Cette entraide, bien que décentralisée, a permis de garantir une continuité des secours dans les premières 24 heures. L’absence de couverture médiatique officielle sur ces actions n’a pas empêché leur visibilité via les réseaux sociaux, où circulent des images d’équipes mixtes travaillant ensemble sur les lieux sinistrés.
Silence des institutions et rôle accru des structures parallèles
Alors que le président Joseph Aoun et le Premier ministre Nawaf Salam n’ont pas pris la parole publiquement après les frappes, la société civile a comblé ce vide communicationnel. Des figures locales, notamment des chefs religieux ou des responsables associatifs, ont assuré un rôle d’information et de coordination. Ce transfert de légitimité temporaire est symptomatique de la méfiance croissante à l’égard des autorités centrales.
Dans certains cas, des conseils municipaux ont pris l’initiative de centraliser l’aide, avec le soutien d’ONG internationales. Mais dans la majorité des cas, l’organisation est restée informelle, portée par des acteurs civils habitués à opérer en dehors des structures institutionnelles.
Médias communautaires et documentation de crise
Des photographes bénévoles et des collectifs citoyens ont documenté les destructions et les actions de solidarité, partageant leurs images via des plateformes numériques.
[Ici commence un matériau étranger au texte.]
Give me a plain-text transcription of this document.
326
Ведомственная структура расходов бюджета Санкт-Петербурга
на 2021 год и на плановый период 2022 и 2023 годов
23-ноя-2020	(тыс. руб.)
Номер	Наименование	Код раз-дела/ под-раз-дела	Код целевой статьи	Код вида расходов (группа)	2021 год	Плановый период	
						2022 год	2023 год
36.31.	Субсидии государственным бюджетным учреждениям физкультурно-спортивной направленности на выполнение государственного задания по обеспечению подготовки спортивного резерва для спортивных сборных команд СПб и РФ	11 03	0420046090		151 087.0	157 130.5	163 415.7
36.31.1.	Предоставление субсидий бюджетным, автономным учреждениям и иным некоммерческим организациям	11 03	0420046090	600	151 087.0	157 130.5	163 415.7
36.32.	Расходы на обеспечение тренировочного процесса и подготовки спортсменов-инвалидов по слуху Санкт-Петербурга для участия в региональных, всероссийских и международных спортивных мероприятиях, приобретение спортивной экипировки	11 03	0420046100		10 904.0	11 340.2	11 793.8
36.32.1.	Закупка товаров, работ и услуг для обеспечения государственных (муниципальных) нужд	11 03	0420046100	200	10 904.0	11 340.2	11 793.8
Ces contenus, repris parfois à l’étranger, contrastent avec la relative absence des médias publics et de l’information officielle dans les premières heures suivant les bombardements.
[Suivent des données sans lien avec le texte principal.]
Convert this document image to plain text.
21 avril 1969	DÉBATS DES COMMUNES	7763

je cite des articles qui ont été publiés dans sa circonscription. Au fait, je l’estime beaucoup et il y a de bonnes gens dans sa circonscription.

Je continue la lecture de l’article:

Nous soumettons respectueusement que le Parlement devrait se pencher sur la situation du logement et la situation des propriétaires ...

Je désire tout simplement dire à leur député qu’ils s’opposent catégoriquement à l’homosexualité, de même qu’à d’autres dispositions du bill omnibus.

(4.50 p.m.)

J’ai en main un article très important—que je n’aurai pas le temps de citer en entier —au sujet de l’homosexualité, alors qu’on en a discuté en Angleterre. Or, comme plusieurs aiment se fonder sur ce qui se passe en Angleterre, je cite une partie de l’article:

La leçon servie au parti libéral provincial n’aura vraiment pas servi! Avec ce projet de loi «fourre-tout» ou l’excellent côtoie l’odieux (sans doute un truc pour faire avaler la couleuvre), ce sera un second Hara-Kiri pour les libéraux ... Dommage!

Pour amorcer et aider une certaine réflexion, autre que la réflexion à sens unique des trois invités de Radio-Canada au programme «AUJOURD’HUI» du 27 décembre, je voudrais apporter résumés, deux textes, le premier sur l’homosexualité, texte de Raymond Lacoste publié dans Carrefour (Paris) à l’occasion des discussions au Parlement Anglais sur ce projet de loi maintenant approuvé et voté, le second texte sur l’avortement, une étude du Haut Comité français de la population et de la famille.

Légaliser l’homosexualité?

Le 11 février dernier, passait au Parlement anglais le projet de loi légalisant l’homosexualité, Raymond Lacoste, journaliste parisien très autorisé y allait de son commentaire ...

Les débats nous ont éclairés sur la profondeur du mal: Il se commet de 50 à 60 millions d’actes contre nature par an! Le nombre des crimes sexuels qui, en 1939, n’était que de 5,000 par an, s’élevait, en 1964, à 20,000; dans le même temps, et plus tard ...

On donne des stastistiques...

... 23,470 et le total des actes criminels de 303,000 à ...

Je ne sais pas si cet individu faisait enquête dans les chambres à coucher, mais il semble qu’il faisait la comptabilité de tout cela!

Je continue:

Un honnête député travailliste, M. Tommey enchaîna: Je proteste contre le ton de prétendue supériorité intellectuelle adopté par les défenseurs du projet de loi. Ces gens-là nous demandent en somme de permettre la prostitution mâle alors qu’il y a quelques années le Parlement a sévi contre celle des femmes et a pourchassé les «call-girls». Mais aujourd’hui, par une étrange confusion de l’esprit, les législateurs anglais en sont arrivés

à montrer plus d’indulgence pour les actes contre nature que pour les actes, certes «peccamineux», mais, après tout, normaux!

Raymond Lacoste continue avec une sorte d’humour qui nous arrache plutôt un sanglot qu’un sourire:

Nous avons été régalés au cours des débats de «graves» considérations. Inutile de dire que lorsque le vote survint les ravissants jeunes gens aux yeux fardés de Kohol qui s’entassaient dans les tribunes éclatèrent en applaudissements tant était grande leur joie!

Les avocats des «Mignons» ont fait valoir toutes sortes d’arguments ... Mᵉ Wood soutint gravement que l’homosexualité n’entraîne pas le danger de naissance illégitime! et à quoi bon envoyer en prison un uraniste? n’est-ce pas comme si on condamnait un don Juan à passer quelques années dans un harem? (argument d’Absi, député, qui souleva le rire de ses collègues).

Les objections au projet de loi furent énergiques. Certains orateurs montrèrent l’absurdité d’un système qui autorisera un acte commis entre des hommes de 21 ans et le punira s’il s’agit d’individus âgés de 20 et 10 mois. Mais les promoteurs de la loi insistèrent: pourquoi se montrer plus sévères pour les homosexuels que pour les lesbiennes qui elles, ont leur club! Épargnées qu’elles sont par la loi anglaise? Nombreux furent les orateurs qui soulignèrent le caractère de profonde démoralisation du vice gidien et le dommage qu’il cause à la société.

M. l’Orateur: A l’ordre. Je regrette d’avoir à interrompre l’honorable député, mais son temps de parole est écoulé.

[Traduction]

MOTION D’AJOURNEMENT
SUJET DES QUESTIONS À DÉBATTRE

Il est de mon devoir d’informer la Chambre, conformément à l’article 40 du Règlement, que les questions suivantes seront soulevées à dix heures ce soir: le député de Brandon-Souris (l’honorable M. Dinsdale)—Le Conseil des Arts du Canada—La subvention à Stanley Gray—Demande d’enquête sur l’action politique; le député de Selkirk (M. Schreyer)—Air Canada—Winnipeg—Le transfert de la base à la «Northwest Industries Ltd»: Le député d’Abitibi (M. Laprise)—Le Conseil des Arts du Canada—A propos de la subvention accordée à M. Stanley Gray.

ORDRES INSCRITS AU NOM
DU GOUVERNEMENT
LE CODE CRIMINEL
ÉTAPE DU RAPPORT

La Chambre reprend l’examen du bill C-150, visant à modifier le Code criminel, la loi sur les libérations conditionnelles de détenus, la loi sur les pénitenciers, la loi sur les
Cette documentation a servi aussi à interpeller la communauté internationale. Plusieurs vidéos montrent des familles réfugiées dans des parkings souterrains, des enfants recevant des soins dans des halls d’immeubles, ou encore des cuisines collectives improvisées pour nourrir les déplacés.
Réseaux transnationaux et envois de dons
La diaspora libanaise, notamment en Europe et en Amérique du Nord, a réagi dans les heures suivant la diffusion des premières images. Des campagnes de dons ont été organisées via des associations établies, avec des transferts ciblés vers les quartiers affectés. Les transferts de fonds se sont appuyés sur des contacts directs entre les responsables associatifs à Beyrouth et les relais à l’étranger.
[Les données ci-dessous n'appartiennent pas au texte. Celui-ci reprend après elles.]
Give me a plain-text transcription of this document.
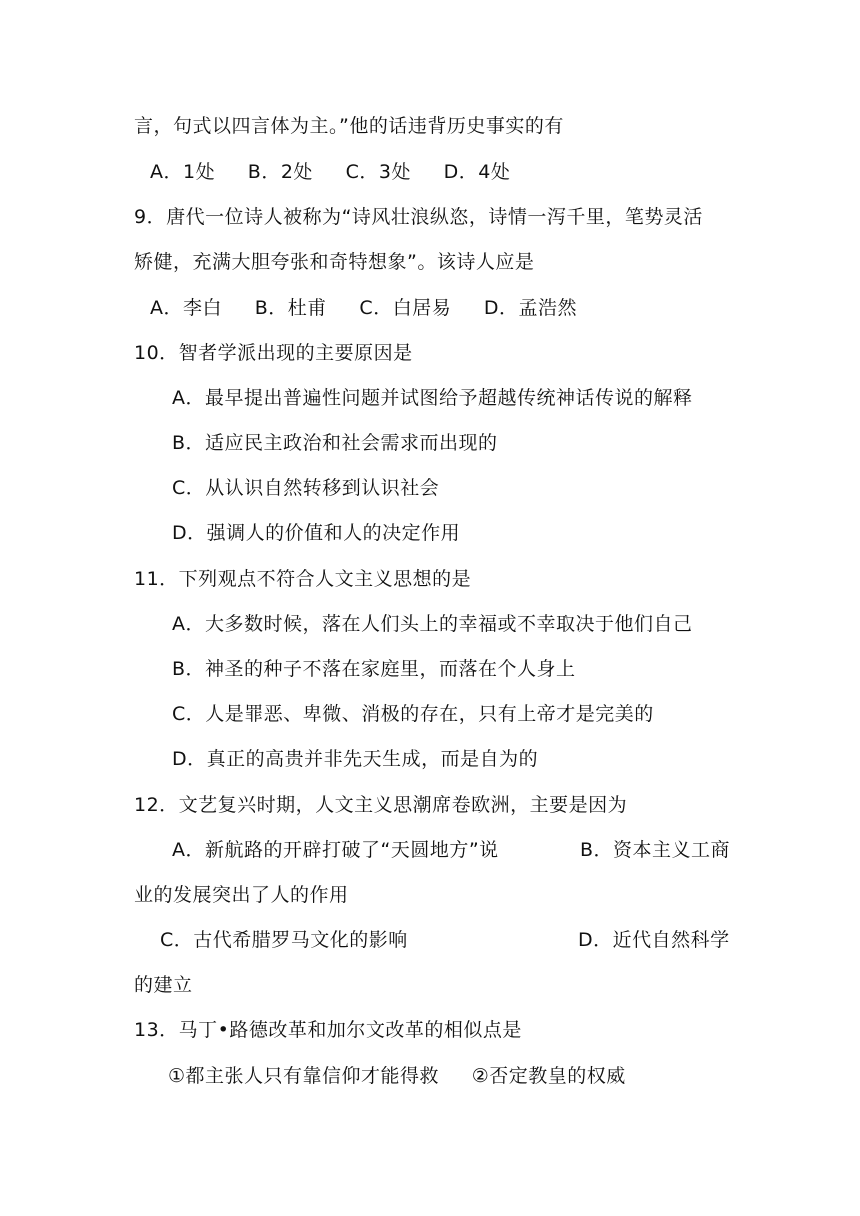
言，句式以四言体为主。”他的话违背历史事实的有
A．1处     B．2处     C．3处     D．4处
9．唐代一位诗人被称为“诗风壮浪纵恣，诗情一泻千里，笔势灵活
矫健，充满大胆夸张和奇特想象”。该诗人应是
A．李白     B．杜甫     C．白居易     D．孟浩然
10．智者学派出现的主要原因是
A．最早提出普遍性问题并试图给予超越传统神话传说的解释
B．适应民主政治和社会需求而出现的
C．从认识自然转移到认识社会
D．强调人的价值和人的决定作用
11．下列观点不符合人文主义思想的是
A．大多数时候，落在人们头上的幸福或不幸取决于他们自己
B．神圣的种子不落在家庭里，而落在个人身上
C．人是罪恶、卑微、消极的存在，只有上帝才是完美的
D．真正的高贵并非先天生成，而是自为的
12．文艺复兴时期，人文主义思潮席卷欧洲，主要是因为
A．新航路的开辟打破了“天圆地方”说	B．资本主义工商
业的发展突出了人的作用
C．古代希腊罗马文化的影响	D．近代自然科学
的建立
13．马丁•路德改革和加尔文改革的相似点是
①都主张人只有靠信仰才能得救     ②否定教皇的权威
Ce soutien a permis de compenser le manque de logistique publique, en finançant l’achat de carburant, de médicaments ou de matériaux de secours. Il a aussi renforcé la légitimité des réseaux civils dans leur rôle de coordination.
Un écosystème civil sous pression
Cette réactivité ne masque pas les difficultés structurelles : épuisement des ressources, usure des équipes de volontaires, tensions dans la distribution. Plusieurs acteurs ont exprimé leur inquiétude quant à la durabilité de cet effort, d’autant plus que les attaques pourraient se répéter.
L’absence de relais institutionnels rend la tâche plus lourde. La gestion de crise repose entièrement sur des structures non étatiques, sans soutien logistique durable. La perspective d’une coordination nationale de la réponse reste hypothétique dans le climat politique actuel.
Une souveraineté populaire en action
En l’absence d’État protecteur visible, la société civile libanaise agit comme substitut : elle organise, protège, soigne, informe. Cette souveraineté populaire, fondée sur la mémoire, l’habitude de la crise et l’inventivité logistique, constitue l’un des derniers remparts face au chaos. Elle révèle aussi, par contraste, les failles béantes d’un appareil étatique effacé ou paralysé.
La mobilisation de ces réseaux témoigne d’une capacité d’auto-organisation, mais pose aussi la question de leur limite. Si la guerre venait à s’installer durablement, les structures civiles pourraient ne plus suffire. Sans coordination avec l’État ni soutien international, le Liban risque de s’enfoncer dans une crise humanitaire aggravée, gérée uniquement par ses propres citoyens.